"Guerrin Meschino" maltratta Bufalino ai Mercati Generali

La piece firmata dalla regia di Elio Gimbo è l'ultima proposta di Gesti Contemporanei, il cartellone estivo del Teatro Stabile di Catania.

La memoria e i
fantasmi della memoria; l’identità personale e l’inautentico, la Storia e
le sue oscenità, il non/senso e la ricerca di un significato. Si agita questo e
molto  altro e non sempre in modo
limpido nella rappresentazione che contiene a sua volta l’altra
rappresentazione, più vera, più genuina: quella di “Guerrin Meschino, ovvero
la leggenda dei Pupari Erranti”, con la regia di Elio Gimbo, che Gesti
Contemporanei”, la rassegna estiva dello Stabile, ha accolto nell’ultimo
appuntamento nel verde dei Mercati Generali. Anzi è da questa sola (cioè dalla
finzione romanzesca di Andrea da Barberino) che paradossalmente si manifesta la
verità; la storia, imbastita quella presunta come un ossessionante e vuoto show
televisivo, con tanto di iperlalico conduttore e di istupiditi teledipendenti;
l’altra invero, dello psicolabile - pazzo, escluso, reietto Antonin – non è
affatto fumo dal “manicomio senza mura” del quotidiano rimbambimento, è
piuttosto ricerca di sé e delle origini, proprio come Meschino, il pupo di
latta. In questo sforzo per l’agnizione, “Guerrin Meschino” procede in
forma di bildungsdrama, di ritorno alla sorgente che è pure una discesa agli
inferi della storia contemporanea. A parte una certa forzatura del riferimento
letterario - il Guerrin di Bufalino era “viaggio
d'educazione travestito da fiaba cavalleresca”
in funzione de recupero
fiabesco dell’infanzia, così come in “Ciaciò e i pupi” – e la critica
alla civiltà borghese e capitalistica, politica e globale che lo spettacolo
reca non avrebbe bisogno di così tante mediazioni colte - questo “Guerrin
Meschino” (con la drammaturgia di Salvatore Zinna) si colloca a tratti al
limite delle irriverenti “serate futuriste”, 
sfibrandosi lungo un intreccio labirintico, forse, tra opzioni brechtiane
e densi riferimenti coerografici, eccessivamente simbolizzato. L’attacco
all’arte priva di funzione e di ancoramento sociale - che traspare nella
seconda parte - collima poi con l’affermazione che la menzogna non paga,
piuttosto la passione per la verità: quella, per esempio, che hanno messo i
Napoli – le cui parole  riescono
ad essere davvero “vuci, friscalettu e trumma” - nell’allestire la
“loro” di storia di pupi, tra duelli, fughe, incantamenti e lieti finali.

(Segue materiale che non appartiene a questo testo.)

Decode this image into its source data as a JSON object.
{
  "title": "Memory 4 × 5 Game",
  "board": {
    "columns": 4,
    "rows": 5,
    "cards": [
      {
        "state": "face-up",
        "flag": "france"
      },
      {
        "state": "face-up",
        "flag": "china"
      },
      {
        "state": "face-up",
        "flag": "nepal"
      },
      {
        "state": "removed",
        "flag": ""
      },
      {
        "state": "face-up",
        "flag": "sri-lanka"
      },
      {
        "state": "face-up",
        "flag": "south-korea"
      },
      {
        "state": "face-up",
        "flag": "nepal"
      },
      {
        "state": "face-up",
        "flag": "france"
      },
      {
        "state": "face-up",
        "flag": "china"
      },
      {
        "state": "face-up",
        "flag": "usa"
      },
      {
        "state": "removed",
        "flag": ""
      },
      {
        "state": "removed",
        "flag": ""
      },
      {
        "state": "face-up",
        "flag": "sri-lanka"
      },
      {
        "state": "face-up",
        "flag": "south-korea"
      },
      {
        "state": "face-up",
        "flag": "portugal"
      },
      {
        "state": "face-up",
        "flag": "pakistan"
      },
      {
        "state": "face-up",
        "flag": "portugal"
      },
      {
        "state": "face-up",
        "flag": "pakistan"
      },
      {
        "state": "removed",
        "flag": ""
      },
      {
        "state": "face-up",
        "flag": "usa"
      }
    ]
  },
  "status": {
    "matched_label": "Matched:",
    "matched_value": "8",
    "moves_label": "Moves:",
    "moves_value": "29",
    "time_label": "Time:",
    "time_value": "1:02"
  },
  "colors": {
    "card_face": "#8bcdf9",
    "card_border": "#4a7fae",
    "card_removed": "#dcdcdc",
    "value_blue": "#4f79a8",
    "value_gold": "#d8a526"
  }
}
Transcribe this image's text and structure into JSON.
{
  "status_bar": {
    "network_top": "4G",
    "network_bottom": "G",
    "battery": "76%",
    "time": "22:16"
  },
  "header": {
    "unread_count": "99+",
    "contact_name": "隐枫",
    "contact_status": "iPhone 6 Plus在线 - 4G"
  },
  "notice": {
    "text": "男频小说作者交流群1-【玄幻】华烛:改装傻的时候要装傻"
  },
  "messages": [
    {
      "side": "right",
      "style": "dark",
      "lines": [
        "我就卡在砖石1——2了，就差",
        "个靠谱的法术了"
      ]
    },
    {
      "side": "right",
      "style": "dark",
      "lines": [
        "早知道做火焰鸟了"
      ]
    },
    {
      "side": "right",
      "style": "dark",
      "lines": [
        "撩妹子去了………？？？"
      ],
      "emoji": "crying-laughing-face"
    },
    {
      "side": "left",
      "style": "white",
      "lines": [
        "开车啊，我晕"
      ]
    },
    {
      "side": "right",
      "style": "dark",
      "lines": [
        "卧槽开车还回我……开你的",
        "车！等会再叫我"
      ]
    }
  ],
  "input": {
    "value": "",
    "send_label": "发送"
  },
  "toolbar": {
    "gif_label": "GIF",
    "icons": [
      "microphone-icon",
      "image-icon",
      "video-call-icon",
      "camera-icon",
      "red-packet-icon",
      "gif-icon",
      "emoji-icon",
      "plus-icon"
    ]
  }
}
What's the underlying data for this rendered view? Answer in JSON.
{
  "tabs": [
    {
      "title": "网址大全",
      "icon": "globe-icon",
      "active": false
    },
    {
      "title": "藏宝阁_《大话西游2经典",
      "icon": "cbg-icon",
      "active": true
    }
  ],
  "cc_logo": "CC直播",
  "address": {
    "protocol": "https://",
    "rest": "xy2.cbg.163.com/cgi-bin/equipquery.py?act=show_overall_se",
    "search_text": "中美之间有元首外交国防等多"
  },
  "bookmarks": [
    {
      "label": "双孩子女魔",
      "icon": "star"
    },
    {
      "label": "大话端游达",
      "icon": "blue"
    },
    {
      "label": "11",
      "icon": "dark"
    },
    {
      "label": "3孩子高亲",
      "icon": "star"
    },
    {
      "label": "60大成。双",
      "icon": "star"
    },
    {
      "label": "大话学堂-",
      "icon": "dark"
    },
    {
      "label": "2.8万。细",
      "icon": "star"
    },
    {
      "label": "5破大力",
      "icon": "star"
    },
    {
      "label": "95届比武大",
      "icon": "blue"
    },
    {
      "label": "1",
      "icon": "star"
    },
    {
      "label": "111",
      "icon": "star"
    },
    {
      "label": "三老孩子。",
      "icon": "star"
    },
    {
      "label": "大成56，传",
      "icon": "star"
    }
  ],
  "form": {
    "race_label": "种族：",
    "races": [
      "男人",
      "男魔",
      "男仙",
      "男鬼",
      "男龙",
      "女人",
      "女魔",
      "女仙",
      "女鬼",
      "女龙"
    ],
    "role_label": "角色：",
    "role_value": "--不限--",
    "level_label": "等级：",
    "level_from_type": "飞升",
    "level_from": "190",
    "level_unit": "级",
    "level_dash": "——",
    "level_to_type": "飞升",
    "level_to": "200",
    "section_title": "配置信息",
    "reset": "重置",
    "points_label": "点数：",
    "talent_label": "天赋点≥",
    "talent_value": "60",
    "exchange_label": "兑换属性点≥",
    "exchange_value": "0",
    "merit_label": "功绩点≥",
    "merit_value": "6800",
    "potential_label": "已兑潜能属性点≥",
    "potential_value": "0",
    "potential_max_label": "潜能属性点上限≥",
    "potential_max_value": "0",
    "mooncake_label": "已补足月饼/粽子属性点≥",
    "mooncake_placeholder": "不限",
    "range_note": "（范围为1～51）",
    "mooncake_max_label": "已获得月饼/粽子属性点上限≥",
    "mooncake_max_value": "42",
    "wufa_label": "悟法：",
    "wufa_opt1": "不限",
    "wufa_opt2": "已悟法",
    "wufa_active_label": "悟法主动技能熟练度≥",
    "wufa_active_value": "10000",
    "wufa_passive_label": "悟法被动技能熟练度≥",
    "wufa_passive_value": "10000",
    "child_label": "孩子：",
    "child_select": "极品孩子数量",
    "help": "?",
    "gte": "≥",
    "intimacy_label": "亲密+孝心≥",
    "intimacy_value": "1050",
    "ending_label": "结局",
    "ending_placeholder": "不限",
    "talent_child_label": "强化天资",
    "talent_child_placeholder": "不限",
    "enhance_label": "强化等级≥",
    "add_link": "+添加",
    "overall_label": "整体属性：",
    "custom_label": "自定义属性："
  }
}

Vabbè che Bufalino amava, per sua stessa ammissione, le varianti, va benissimo il linciaggio drammaturgico del pensiero unico
(pseudo)culturale, ma la parabola del confronto-scontro tra cultura di massa e
cultura popolare,
l’incompatibilità fra realtà antitetiche
nel
“montaggio di pessimismi” che era stato il libro appare meno
evidente nello spettacolo. La rincorsa spirituale di Guerrin Meschino quasi
frenata dai garbugli di una messa in scena non sempre lineare. E il mondo,
deserta la scena dei pupi, rimane un gran “laberinto”, confuso, di complessa
decifrazione e poco stimolante. A parte le zanzare.